Hay dos formas de contar la historia: como sucedió y como la hemos vivido.
Eduardo Mendoza regresa con una novela que hace sonreír… y sobre todo recordar.

Cuando antes de abrir el libro ya nos topamos en la portada con el gato Fritz, un personaje creado por Robert Crumb para una revista de cómic underground publicada en Estados Unidos durante la década de los sesenta, de personalidad entre cáustica y entrañable, que pasó a ser el emblema anticultural de la crítica a una sociedad caduca, podemos estar casi seguros de encontrarnos con otra novela pura sangre, marca de Eduardo Mendoza, ya saben, el Premio Cervantes 2016. Aunque esta sensación se acentúa nada más conocer al protagonista de esta historia, Rufo Batalla, un joven barcelonés que, al más puro estilo “mendocino” (refiriéndonos al Mendoza autor, no a la ciudad argentina), va dejándose llevar por las circunstancias de la vida sin oponer demasiada resistencia, es decir, el clásico antihéroe al que no le pasa nada especialmente relevante, pero que, en el fondo, va tirando.

Rufo es un reportero, por hacer algo, de segunda en la Barcelona de los años sesenta a quien su jefe le encarga cubrir la boda de un heredero al trono, el príncipe Tukuulo, sugestivo apelativo, de un país perdido en el puzle de la Unión Soviética, nada menos que Livonia, no me pidan que lo sitúe en el mapa, justo en plena Guerra Fría, trabajo éste enfocado para llenar huecos de su diario vespertino, pero que, al mismo tiempo, es la última posibilidad para el joven Batalla de surgir de la mediocridad profesional. Así que hacia Mallorca viaja Rufo sin ningún entusiasmo y menos claridad de ideas, abriéndose el libro con su supuesta crónica escrita en el más rancio estilo propio del franquismo inicial, ya saben, cuando la más nimia noticia era leída por el abnegado informador como una oda a la más absoluta transcendencia.

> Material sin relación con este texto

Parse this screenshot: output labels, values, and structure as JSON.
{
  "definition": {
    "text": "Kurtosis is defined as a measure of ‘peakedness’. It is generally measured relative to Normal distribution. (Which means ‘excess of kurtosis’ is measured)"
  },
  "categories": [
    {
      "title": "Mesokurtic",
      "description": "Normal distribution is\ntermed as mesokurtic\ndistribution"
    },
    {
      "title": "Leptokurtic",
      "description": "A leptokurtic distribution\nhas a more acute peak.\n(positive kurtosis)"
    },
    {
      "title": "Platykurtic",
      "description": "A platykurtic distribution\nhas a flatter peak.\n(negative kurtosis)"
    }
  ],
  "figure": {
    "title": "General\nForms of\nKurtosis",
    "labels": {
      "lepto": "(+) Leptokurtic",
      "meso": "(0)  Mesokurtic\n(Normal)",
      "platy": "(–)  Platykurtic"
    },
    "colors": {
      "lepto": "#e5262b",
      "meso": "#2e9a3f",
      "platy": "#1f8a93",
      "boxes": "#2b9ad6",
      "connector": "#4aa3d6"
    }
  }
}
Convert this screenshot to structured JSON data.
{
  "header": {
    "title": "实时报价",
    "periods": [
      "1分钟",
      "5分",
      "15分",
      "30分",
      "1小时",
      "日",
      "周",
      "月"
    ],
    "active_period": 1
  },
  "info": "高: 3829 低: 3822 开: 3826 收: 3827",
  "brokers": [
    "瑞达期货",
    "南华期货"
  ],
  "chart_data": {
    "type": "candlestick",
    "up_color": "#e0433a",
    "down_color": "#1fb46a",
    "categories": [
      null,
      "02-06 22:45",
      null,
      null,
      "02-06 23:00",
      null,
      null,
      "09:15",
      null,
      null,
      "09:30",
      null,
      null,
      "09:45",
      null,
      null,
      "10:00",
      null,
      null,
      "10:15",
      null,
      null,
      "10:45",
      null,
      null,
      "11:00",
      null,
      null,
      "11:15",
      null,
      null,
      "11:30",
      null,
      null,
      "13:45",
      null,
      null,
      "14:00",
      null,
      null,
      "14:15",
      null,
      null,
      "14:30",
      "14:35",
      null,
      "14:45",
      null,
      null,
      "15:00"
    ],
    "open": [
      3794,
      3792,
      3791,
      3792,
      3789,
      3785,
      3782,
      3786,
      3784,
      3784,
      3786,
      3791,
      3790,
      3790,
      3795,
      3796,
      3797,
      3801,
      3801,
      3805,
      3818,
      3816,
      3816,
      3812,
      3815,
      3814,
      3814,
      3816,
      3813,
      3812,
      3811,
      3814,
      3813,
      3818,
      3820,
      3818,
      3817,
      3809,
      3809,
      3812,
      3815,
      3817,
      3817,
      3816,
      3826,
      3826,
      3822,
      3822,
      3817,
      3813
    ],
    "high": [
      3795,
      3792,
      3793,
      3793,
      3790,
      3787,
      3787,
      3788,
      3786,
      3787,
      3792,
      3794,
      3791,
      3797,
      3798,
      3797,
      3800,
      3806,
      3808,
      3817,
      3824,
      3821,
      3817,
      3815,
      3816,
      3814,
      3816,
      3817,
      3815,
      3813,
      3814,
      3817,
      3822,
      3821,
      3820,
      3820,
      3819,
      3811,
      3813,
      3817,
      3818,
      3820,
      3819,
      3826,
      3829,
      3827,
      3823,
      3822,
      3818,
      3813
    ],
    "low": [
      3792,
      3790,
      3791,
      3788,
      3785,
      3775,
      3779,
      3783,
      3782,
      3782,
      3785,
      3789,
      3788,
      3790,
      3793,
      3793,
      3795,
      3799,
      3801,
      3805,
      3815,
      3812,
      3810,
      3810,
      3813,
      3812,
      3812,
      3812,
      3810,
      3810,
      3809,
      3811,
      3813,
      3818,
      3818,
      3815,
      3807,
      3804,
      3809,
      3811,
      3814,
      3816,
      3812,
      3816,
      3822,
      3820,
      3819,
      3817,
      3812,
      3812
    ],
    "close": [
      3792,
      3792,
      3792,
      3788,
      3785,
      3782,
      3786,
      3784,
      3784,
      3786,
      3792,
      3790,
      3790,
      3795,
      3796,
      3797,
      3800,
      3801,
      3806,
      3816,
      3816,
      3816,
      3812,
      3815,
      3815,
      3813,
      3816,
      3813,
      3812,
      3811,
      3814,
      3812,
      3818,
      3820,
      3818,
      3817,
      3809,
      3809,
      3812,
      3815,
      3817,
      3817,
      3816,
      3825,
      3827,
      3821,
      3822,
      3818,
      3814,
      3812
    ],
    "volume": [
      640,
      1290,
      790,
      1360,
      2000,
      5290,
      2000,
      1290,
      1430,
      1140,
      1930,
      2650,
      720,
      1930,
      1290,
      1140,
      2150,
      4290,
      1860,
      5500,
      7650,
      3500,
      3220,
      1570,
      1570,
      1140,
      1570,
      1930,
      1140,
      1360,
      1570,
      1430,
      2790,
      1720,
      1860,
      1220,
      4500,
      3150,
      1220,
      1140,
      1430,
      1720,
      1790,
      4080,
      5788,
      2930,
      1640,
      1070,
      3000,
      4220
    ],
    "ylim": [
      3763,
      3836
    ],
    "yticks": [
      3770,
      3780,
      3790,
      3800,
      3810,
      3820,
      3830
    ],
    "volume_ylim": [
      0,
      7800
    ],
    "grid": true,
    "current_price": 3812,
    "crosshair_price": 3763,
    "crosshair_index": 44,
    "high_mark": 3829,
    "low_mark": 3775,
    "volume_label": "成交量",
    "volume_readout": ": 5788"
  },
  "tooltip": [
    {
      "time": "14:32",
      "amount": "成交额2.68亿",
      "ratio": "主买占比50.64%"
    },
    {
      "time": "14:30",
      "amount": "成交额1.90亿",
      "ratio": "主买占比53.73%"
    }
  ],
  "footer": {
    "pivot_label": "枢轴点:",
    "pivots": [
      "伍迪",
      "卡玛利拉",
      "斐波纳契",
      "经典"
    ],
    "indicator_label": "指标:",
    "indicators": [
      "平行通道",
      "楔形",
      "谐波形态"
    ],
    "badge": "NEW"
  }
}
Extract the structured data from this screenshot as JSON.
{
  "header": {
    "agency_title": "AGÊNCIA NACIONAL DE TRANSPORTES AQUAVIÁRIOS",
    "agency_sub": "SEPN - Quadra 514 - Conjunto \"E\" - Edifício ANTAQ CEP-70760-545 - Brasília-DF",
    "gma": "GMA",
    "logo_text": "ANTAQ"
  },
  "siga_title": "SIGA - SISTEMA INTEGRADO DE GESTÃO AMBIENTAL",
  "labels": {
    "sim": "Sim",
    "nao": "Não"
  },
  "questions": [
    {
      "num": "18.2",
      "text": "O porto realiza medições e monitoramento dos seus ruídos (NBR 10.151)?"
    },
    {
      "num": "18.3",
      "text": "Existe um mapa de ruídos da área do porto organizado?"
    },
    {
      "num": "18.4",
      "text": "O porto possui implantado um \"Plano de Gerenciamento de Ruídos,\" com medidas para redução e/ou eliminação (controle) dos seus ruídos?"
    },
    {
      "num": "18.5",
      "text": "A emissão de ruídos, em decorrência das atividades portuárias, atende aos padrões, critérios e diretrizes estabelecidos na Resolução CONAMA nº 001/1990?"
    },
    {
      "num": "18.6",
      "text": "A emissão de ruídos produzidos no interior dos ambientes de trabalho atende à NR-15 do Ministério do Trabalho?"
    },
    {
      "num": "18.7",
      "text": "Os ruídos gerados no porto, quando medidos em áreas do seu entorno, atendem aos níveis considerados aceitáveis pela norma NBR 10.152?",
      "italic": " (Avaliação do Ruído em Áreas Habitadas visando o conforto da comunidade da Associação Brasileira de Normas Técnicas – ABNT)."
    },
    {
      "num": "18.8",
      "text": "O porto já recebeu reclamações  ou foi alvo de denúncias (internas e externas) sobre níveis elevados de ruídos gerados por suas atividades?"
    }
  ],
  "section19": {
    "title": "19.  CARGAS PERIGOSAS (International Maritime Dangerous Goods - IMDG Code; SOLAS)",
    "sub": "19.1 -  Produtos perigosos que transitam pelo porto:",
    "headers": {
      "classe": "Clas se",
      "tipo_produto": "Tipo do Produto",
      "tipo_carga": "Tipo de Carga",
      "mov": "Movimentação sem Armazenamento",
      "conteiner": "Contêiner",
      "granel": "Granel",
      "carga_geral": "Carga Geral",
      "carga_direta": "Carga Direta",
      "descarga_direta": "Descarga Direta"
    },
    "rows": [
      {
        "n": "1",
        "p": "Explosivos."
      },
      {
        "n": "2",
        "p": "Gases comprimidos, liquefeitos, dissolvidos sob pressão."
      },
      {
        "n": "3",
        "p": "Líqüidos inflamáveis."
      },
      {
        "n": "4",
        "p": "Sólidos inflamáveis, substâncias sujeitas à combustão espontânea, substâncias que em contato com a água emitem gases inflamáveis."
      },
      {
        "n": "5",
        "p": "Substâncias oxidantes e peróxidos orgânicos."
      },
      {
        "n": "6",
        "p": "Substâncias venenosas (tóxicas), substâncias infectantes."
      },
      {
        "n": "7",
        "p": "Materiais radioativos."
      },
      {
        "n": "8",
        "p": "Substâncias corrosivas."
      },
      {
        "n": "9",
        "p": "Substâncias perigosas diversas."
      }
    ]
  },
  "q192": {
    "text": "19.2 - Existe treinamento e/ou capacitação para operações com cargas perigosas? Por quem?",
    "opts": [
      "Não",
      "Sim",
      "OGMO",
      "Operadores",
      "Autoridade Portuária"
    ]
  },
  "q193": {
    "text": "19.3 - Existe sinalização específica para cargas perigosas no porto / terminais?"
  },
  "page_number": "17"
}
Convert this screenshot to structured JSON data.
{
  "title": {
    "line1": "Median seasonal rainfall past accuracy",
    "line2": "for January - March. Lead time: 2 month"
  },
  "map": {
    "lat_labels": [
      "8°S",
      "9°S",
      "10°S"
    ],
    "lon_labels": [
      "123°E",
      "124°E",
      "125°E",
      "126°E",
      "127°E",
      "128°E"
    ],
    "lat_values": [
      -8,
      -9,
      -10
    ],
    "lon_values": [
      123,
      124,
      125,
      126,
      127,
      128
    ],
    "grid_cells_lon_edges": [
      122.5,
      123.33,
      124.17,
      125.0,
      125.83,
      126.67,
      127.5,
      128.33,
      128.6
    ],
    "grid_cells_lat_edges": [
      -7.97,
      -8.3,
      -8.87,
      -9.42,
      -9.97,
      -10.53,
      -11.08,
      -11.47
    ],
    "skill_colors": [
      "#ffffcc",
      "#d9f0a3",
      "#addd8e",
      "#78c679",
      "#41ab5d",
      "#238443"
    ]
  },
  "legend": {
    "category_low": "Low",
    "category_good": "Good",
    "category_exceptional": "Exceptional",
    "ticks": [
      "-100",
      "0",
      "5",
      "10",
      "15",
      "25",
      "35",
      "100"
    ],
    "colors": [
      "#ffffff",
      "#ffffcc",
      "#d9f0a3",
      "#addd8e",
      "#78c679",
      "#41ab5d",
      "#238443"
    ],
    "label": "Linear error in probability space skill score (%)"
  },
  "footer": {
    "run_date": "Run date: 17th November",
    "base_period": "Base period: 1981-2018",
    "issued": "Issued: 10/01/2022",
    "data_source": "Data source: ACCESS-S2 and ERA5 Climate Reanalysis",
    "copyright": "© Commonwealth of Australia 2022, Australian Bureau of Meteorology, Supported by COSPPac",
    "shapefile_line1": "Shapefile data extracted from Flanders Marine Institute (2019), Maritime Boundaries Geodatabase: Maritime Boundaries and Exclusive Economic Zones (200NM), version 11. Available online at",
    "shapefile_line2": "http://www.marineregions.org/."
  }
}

Y de esta forma, tan poco convencional, comienza una relación atípica a tres bandas, aunque muy del gusto de Mendoza, entre nuestro Rufo Batalla, un joven cuya máxima aspiración simplemente parece consistir en seguir respirando, el susodicho príncipe Tadeusz Maria Clementij Tukuulo, Bobby, para los amigos, una especie de pícaro aristócrata que aspira a una utopía y vive del cuento, y su prometida, la futura Queen Isabella, más conocida por nuestro protagonista como Monica Coover. Una relación que cambiará el rumbo de Rufo.

El rey recibe parece que es la primera novela de una trilogía, Las tres leyes del movimiento, que para los estudiosos de ciencias debo aclarar que no son las de Newton, aunque que, seguramente, algo tiene que ver… Y en esta primera entrega se nos va desplegando, como por casualidad, la historia contemporánea, desde los primeros atisbos aperturistas de nuestra dictadura doméstica, quizá a causa de un cierto temor a las posibles salpicaduras del “mayo francés”, pasando por los movimientos “hippies”, aquellos jovenzuelos de ambos sexos con flores en el pelo y humo en la cabeza, o el grito por la igualdad de las comunidades negras de Norteamérica, quienes tuvieron suficiente valor para enfrentarse, a cara descubierta, a los encapuchados del KKK, hasta el asesinato de Carrero Blanco, punto en el que nuestro autor pone el supuesto inicio de la democratización española. Y los lectores todo lo vamos observando a medida que seguimos a Rufo Batalla por sus diferentes etapas: la de periodista de medio pelo, la de ambulante por Berlín y Praga, la de director cuando le piden que se invente una nueva pequeña revista del corazón, o la de emigrante intelectual, cuando trabaja en la Cámara de Comercio española de Nueva York. Al mismo tiempo, percibimos sutilmente la evolución de las relaciones amorosas en una España pacata, pusilánime y atrasada, a medida que somos espectadores de sus devaneos románticos con las diferentes novias que pasan por su vida, relaciones que nunca le llevan a ninguna parte, aunque tampoco parece importarle demasiado. Y todo esto narrado en primera persona por Rufo, en tono de confesión sincera entre amigos.

En esta primera entrega, todavía apreciamos el tufillo que emanaba de cualquier español, que no fuera de clase alta, claro, de las décadas de los sesenta y setenta, una especie de animosidad escéptica y fatalista, a medio camino entre la apatía y la suspicacia, pero disfrazada de la típica alegría hispana que tan cercana estaba al sarcasmo. Veremos qué nos deparan las dos entregas restantes.